Sebagian para perempuan ini memang sudah menikah. Namun, para suami mereka
bekerja jauh dari kampung halamannya dan hanya boleh kembali pada akhir pekan.
Sementara itu, para anak laki-laki diminta meninggalkan kota
itu saat berusia 18 tahun dan tak ada pria lain yang diizinkan tinggal di kota
yang terletak di sebuah lembah terpencil, sekitar 96 kilometer dari kota Belo
Horizonte.
Kota ini berdiri pada 1890-an, saat seorang perempuan muda
bernama Maria Senhorinha de Lima dan keluarganya dikucilkan oleh gereja Katolik
setempat karena dituduh berbuat zina.
Perlahan-lahan, semakin banyak perempuan lajang dan para ibu
bergabung dengan komunitas itu. Pada 1940, seorang pendeta Anisio Pereira
memperistri seorang perempuan muda berusia 16 tahun dan mendirikan gereja di
komunitas itu.
Namun, pendeta Anisio kemudian menerapkan aturan ketat,
yaitu melarang warga minum minuman keras, mendengar musik, memotong rambut,
atau menggunakan alat kontrasepsi.
Ketika pendeta Anisio meninggal dunia pada 1995, para
perempuan ini memutuskan untuk tidak lagi membiarkan pria mendikte kehidupan
mereka. Salah satu hal pertama yang mereka lakukan adalah membubarkan
organisasi keagamaan yang dianggap bias jender.
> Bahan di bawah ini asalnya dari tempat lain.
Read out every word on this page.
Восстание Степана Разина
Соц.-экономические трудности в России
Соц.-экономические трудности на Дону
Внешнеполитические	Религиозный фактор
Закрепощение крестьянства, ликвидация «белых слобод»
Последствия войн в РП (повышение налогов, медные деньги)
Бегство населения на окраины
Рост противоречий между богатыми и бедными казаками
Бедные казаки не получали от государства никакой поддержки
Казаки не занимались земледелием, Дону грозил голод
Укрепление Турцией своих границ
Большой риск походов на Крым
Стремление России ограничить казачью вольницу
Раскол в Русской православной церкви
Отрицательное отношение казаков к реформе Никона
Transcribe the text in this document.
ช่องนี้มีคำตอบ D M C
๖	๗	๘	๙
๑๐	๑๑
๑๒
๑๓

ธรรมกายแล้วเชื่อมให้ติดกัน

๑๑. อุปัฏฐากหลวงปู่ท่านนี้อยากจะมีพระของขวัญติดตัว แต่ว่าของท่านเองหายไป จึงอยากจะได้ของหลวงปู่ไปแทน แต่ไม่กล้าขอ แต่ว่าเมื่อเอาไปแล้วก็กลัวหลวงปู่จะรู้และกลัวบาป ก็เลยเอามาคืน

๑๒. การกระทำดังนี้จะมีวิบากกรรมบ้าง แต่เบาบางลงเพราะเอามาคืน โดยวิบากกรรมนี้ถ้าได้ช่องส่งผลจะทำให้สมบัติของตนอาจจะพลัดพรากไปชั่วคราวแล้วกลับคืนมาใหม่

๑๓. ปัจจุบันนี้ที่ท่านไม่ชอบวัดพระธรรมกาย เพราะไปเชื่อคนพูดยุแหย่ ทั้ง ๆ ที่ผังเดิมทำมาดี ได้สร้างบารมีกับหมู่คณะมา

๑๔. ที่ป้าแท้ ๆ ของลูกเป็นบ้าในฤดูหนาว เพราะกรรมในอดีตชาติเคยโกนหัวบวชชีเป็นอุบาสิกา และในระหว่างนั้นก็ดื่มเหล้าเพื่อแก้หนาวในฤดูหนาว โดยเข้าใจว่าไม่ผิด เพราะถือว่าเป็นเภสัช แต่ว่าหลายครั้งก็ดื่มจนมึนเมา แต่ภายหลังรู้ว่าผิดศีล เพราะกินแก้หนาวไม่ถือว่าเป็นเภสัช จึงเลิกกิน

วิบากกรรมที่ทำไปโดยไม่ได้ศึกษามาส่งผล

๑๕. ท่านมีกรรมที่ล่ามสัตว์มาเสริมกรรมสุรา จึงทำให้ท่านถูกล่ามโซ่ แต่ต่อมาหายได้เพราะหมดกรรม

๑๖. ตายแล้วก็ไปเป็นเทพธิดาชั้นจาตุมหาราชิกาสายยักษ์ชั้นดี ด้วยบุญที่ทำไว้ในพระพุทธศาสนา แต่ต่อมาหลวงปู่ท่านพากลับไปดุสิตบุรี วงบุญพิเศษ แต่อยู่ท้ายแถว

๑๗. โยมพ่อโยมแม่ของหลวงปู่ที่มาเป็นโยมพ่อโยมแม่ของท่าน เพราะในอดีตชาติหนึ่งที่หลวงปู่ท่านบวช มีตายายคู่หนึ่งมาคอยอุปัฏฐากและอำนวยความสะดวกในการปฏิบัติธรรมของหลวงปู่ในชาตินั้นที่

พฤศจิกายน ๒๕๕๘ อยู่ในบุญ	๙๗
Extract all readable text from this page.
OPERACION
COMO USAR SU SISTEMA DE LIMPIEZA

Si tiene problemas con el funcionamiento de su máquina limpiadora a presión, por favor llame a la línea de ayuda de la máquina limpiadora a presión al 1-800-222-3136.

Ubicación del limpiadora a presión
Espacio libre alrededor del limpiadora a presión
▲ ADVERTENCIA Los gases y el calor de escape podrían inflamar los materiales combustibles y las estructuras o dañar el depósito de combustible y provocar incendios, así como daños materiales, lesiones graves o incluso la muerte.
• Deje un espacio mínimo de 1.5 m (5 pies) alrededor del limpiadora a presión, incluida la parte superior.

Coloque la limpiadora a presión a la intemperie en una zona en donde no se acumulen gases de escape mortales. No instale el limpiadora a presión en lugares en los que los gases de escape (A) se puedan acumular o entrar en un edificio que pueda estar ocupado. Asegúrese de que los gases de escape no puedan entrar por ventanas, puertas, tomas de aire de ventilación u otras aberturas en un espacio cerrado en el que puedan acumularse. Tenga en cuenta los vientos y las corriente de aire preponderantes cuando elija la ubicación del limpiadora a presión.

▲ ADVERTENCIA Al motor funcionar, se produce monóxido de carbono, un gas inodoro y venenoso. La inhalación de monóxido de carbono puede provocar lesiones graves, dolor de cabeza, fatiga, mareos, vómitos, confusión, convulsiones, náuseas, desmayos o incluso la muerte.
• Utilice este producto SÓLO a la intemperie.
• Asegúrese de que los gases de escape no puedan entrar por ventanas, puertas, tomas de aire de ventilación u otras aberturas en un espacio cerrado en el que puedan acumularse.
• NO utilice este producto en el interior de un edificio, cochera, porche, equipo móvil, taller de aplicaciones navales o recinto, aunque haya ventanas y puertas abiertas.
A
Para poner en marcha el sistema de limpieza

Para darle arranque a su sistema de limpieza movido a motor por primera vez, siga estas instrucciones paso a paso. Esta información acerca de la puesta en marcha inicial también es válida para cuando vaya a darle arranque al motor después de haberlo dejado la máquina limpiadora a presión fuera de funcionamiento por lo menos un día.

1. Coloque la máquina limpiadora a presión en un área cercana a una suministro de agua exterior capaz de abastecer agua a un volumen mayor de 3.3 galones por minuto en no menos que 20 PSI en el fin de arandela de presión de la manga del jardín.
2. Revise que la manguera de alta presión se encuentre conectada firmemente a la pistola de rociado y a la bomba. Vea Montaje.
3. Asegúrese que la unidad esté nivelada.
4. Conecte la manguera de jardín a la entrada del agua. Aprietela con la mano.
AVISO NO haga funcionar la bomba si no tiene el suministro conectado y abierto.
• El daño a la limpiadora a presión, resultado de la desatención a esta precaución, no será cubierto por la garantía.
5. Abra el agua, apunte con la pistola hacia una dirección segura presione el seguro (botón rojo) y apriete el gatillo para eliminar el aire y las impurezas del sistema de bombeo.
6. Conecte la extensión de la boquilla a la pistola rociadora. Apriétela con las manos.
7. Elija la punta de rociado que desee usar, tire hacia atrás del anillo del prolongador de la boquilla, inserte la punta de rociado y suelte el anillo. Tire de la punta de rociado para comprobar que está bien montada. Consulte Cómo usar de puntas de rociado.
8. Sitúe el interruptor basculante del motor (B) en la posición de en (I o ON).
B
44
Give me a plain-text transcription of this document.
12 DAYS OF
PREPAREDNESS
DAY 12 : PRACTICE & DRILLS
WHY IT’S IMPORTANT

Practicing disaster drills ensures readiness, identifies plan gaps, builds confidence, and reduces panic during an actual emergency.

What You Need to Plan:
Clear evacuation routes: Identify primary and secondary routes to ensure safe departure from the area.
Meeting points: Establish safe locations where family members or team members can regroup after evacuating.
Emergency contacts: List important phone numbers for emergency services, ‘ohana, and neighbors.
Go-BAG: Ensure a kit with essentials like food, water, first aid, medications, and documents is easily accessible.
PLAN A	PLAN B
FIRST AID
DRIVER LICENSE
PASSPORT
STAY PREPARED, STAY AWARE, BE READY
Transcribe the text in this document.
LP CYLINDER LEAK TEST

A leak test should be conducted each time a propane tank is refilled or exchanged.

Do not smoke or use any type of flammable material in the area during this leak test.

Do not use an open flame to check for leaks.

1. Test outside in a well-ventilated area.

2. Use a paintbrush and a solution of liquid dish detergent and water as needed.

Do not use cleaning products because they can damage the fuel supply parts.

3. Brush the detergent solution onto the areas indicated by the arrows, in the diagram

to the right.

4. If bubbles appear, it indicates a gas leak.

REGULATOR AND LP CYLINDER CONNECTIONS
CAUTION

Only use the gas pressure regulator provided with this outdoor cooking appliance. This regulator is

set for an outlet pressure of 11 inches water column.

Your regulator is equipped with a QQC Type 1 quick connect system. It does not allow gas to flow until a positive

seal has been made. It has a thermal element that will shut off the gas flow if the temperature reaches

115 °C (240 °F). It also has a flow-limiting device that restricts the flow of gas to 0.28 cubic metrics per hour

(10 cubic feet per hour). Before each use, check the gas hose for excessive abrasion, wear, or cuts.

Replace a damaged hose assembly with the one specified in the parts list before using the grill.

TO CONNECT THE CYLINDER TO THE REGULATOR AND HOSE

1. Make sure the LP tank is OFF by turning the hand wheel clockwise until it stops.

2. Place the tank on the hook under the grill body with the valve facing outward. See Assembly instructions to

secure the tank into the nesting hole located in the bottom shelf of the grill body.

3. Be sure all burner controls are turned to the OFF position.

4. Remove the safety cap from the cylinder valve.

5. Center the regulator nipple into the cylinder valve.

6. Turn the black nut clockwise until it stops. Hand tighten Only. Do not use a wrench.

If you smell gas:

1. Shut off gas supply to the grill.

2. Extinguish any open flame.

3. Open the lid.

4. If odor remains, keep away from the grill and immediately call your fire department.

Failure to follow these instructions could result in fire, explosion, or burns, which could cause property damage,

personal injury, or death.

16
Kini, para perempuan yang berkuasa di kota kecil itu. Mereka
mengerjakan semua hal sendiri, mulai dari bertani, merencanakan pembangunan
kota, hingga ritual keagamaan.
Namun, warga Noive de Cordeiro menghadapi satu masalah
utama, yaitu meski para perempuan ini berparas cantik, mereka kesulitan mencari
pasangan hidup. Nelma Fernandes (23), salah seorang warga kota, mengakui
mencari pasangan merupakan hal yang hampir mustahil untuk para perempuan kota
ini.
“Di sini, pria yang bisa ditemui para gadis lajang jika
tidak sudah menikah atau berkerabat dengan kami. Saya belum pernah mencium
seorang pria,” kata Nelma.
“Kami semua bermimpi untuk jatuh cinta dan menikah. Namun,
kami juga suka tinggal di sini dan tak mau meninggalkan kota hanya demi mencari
suami,” lanjut dia.
Kekurangan pria lajang kini membuat komunitas para perempuan
cantik itu mengajak para pria, yang tentu saja bersedia beradaptasi dengan
dunia perempuan, untuk tinggal di kota kecil itu.
“Kami ingin tahu pria yang ingin meninggalkan kehidupan
mereka dan menjadi bagian dari kami. Namun, pertama kali mereka harus setuju
menuruti perintah kami dan hidup sesuai aturan kami,” kata Nelma.
Meski sudah lama membubarkan gereja yang dirintis pendeta
Anisio, para perempuan kota ini merasa mereka tak pernah ditinggalkan Tuhan.
“Kami memiliki Tuhan di dalam hati kami. Namun, kami pikir
kami tak perlu pergi ke gereja, menikah di hadapan pendeta, atau membaptis
anak-anak kami. Semua adalah aturan yang dibuat para pria,” kata Rosalee
Fernandes (49).
Rosalee yakin dalam banyak hal perempuan jauh lebih baik
dibanding para pria. Dia mengatakan, di tangan para perempuan, kota Noiva do
Cordeiro jauh lebih cantik, lebih terorganisasi, dan lebih tenteram dibanding
jika kota itu dikelola para pria.
“Saat menghadapi masalah, kami memecahkan masalah dengan
cara perempuan. Kami mencari konsensus dan bukan konflik,” lanjut Rosalee.
“Kami berbagi semua hal, bahkan tanah tempat kami bekerja.
Tak ada kompetisi di antara kami. Semua dilakukan demi kebersamaan,” tambah
dia.
Pada saat-saat senggang, para perempuan ini mengisinya
dengan bergosip atau saling mencoba pakaian baru atau saling menata rambut.
“Bahkan, baru-baru ini kami patungan membeli TV layar lebar
sehingga kami bisa menonton opera sabun bersama,” kata Rosalee.
Kehidupan di Noiva do Cordeiro memang menyenangkan dan
nyaris tanpa kekurangan. Satu-satunya kekurangan yang dirasakan para perempuan
itu adalah kehadiran para pria yang menyayangi mereka.